参考までに、私はIBを受け始めたとき英検2級までしか取得していませんでした。TOEFL CBTも150点台と決して英語に関して好成績だったわけではありません。そのせいもあって単語力がまるで足りず、人より数時間多く勉強せざるを得なかったのだと思います。そもそもIBを受けたいと思ったきっかけは父に心理学が勉強できると聞いたからです。日本の生徒より一足先に自分の好きなことが勉強できるということで飛びつきました。実際受講してみて、非常に楽しかったです。ただ、生徒たちのわからない専門用語が出てきたとき、それをスウェーデン語で説明することが時々あったので不利だと感じました。

これだけ周りより英語ができないことを目の当たりにすると焦りと不安にも襲われます。ある日どうしようもなくなった時、授業終了後に生徒が全員退出したのを見計らって先生に相談したことがあります。英語に自信がない。どうしたらすぐみんなに追いつけるかアドバイスがほしいと。今考えると勉強するしかないのですがこの時は必死でこれ以上頑張れないくらいやっているつもりでした。藁にも縋るつもりで先生に相談した時は無意識に頭を下げていました。この時ばかりはやっぱり自分も日本人なのだなと実感しました。この結果、先生はほかの先生に掛け合って追加の授業を受けさせてくださいました。補習です。授業中も私がちゃんとついてこられているか確認してくれるようになり、課題を提出すると添削が丁寧にされていました。おかげで英語の成績は格段に上がり、自信もついて他の授業の成績もついてきました。つまり、わからなかったらちゃんと先生を頼るべきだということです。私の学校では学年の10人程度途中でIBコースを抜けた人がいました。

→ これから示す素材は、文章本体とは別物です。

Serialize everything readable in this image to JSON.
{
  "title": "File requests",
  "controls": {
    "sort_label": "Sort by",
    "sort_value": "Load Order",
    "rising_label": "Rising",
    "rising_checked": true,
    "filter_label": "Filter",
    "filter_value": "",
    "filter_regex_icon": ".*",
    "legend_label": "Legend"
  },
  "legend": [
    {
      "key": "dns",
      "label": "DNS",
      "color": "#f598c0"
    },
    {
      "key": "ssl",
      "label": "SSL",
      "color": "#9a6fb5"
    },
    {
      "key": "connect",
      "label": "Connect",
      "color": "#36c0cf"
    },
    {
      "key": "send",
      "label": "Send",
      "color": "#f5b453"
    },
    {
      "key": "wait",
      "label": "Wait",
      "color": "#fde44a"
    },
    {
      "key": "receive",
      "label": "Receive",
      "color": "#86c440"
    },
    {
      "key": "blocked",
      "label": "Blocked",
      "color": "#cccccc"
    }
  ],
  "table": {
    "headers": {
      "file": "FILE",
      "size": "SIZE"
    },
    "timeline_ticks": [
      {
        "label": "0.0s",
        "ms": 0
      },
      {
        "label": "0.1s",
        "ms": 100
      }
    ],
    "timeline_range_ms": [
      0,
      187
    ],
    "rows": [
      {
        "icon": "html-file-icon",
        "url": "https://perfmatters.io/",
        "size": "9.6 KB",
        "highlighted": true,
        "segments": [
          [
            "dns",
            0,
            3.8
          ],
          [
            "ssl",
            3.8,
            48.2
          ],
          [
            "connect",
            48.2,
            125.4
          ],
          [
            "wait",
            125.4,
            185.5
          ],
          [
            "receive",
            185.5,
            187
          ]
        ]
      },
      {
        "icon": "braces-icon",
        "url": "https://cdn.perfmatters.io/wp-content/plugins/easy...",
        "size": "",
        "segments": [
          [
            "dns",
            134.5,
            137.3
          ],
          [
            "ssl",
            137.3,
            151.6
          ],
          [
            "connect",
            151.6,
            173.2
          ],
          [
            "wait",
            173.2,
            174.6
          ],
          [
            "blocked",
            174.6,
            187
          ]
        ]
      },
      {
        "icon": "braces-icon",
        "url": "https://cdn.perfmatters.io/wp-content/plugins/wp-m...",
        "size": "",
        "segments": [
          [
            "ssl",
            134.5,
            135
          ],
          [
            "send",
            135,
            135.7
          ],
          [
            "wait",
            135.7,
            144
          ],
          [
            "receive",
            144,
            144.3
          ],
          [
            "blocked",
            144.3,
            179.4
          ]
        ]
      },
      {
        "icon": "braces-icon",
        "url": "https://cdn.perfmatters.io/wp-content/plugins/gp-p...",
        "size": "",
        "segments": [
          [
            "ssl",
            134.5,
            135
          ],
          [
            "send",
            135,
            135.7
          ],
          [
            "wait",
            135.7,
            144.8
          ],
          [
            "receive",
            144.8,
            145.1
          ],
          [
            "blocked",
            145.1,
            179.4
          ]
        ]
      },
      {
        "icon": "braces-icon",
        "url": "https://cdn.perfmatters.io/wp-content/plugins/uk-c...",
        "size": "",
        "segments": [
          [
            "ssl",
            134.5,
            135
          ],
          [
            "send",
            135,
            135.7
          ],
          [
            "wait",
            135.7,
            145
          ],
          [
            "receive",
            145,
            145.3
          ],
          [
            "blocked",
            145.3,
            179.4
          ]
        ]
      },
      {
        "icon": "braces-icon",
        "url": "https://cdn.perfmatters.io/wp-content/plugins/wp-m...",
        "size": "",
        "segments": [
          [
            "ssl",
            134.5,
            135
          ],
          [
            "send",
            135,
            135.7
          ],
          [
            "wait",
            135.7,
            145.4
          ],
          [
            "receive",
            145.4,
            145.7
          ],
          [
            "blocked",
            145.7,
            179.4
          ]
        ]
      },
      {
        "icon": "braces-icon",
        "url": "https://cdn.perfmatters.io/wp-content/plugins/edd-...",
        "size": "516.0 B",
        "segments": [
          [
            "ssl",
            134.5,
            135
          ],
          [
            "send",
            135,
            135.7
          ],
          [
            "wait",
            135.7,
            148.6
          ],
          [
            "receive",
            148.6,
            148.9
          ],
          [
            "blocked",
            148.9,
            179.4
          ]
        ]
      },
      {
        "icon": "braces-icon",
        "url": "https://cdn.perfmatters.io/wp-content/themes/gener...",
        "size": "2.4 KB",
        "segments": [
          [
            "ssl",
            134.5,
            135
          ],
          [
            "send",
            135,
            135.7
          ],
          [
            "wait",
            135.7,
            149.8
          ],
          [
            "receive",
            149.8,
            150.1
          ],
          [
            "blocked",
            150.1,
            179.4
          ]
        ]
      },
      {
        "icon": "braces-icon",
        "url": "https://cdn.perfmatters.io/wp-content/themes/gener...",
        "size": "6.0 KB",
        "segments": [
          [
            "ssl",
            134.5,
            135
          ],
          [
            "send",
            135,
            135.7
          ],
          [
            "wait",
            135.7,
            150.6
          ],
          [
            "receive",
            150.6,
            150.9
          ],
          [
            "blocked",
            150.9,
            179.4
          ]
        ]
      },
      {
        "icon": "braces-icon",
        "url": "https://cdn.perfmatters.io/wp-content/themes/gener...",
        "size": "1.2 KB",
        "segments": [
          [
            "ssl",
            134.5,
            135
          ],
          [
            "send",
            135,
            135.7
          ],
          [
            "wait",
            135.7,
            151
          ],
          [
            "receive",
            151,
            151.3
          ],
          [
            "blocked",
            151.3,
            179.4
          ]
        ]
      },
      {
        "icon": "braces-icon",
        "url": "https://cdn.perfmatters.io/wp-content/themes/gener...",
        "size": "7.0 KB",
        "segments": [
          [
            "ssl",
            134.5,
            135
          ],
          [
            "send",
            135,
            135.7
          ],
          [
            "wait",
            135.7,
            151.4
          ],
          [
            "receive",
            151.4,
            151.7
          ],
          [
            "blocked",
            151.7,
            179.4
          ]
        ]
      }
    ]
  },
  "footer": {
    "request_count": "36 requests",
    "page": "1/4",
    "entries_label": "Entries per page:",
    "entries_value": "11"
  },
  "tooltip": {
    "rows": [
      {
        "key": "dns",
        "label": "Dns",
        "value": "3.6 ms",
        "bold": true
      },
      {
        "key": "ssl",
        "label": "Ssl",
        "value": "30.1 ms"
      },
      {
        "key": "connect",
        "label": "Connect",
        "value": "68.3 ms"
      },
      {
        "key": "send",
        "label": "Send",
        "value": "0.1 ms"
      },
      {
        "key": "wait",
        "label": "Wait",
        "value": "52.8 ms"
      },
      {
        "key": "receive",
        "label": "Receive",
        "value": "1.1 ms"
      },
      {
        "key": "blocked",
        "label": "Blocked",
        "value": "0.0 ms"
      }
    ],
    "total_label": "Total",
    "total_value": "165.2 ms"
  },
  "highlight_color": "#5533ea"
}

理由は自分にはできないと思ったからというのもあり、諦めてしまいそうになるほど簡単ではないということがわかります。そのことも先生方はわかっているため、相談を受けたら積極的にサポートしてくれます。すべての試験が終わり、卒業式を迎えた日は「君は突然入ってきたにも関わらず最後までやり遂げてとても勇気のある行動をしたと思う」と言われました。

授業を理解するうえでカギになってくるのがCritical Thinkingです。最初は全く理解できず、てこずりましたが1年やっているとだんだんわかってきます。goo辞書によると「物事や情報を無批判に受け入れるのではなく、多様な角度から検討し、論理的・客観的に理解すること。批判的思考法。」という意味ですが、要するに仮説に対して常に間違っているのではないかと疑い、多面的に物事を理解する力のことを言います。IBを卒業した今でもこの力は役立っているように感じます。正直辛いか辛くないかと言われると辛かったです。しかし、考える力を得たというだけでもIBで受けた数々の授業は価値あるものだったと感じます。学生の間のみならず、企業に就職するにしても考えたり生み出したりする力は重要なのではないでしょうか。このような教育が日本にも広がることを願います。